Opter pour le système du quotient afin d’éviter la progressivité de l’impôt et de diminuer le revenu fiscal de référence

En choisissant le système du quotient pour le paiement de l’impôt relatif à vos indemnités de départ en retraite, vous optez pour un paiement en une seule fois.

Même si ce paiement unique demande un effort qui peut sembler important, le choix de cette option permet d’éviter la progressivité de l’impôt, c’est-à-dire une imposition dans des tranches de barème dont le taux est supérieur à celui habituellement supporté.

Par ailleurs, opter pour le quotient permet de diminuer le revenu fiscal de référence (RFR) qui peut être pris en compte pour le calcul de la taxe d’habitation ou pour l’attribution de certaines prestations sociales.

Comment remplir votre déclaration ?

  • Inscrivez le total de la prime ou indemnité case 0XX de la déclaration 2042, sans l’intégrer dans les autres revenus déclarés ;
  • Diminuer le revenu pré-imprimé du montant de la prime/indemnité (le montant pré-rempli est composé de la part de revenus de l’année et de la prime de départ en retraite) ;
  • Détaillez pour chaque membre du foyer fiscal qui a perçu de tels revenus, leur montant et nature dans le cadre de la déclaration 2042 prévu à cet effet (cadre « revenus exceptionnels ou différés à imposer suivant le système du quotient » ) ou sur papier libre.

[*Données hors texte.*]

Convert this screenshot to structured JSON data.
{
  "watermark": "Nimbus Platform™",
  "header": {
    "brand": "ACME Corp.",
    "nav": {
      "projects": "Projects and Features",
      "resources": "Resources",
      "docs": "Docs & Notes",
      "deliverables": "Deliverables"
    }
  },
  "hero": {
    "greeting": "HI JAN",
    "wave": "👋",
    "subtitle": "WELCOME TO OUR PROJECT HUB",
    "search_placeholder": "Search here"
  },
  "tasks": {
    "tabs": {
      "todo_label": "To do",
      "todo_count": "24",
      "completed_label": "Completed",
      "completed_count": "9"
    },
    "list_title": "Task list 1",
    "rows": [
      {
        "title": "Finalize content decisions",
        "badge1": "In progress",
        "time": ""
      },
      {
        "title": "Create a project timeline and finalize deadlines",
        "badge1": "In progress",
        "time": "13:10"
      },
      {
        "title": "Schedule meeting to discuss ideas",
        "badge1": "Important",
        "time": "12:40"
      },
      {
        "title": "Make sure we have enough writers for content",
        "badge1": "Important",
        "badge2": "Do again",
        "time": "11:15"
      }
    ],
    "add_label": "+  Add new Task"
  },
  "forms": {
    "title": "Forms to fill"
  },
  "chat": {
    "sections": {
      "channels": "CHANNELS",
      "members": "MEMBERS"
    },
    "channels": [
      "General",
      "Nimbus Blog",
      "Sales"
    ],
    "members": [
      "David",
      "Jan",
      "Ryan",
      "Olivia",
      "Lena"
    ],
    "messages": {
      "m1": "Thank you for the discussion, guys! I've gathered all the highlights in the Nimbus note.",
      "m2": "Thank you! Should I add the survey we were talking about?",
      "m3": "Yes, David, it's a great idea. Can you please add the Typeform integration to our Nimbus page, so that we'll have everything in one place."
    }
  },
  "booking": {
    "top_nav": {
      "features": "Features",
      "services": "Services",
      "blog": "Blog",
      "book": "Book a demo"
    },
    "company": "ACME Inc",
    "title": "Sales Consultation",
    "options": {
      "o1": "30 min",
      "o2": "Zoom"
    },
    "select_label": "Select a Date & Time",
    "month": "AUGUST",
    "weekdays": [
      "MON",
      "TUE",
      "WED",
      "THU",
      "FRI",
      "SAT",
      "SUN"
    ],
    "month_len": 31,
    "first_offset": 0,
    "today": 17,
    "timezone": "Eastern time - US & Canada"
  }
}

L’impôt correspondant au revenu exceptionnel net est calculé en ajoutant le quart de ce revenu à votre revenu net global ordinaire et en multipliant par 4 le supplément d’impôt correspondant à ce quart du revenu exceptionnel. (source impots.gouv.fr)

Préretraite et impôt sur le revenu : l’imposition dépend également des conditions du départ

Comme pour un départ en retraite classique (voir plus haut), l’imposition des primes ou des indemnités de préretraite est différente selon la situation du contribuable. Tout dépend s’il y a eu ou non rupture du contrat de travail.

En outre,  vous pouvez également opter pour l’imposition des indemnités de départ en préretraite selon le système du quotient ou selon le système de l’étalement.

Si vous partez en préretraite avec une rupture du contrat de travail

  • dans le cadre d’un plan social, les indemnités de départ volontaire en préretraite sont exonérées en totalité. Vous n’avez donc pas à les déclarer ;
  • dans tous les autres cas, les indemnités versées sont imposables en totalité, dans la catégorie des traitements et salaires.

Dispositif « préretraite amiante »

L’indemnité de cessation d’activité et l’indemnité complémentaire versées dans le cadre du dispositif « préretraite amiante » sont intégralement exonérées d’impôt.

S’il n’y a pas rupture du contrat de travail (préretraite progressive…)

L’indemnité de départ est alors imposable en totalité.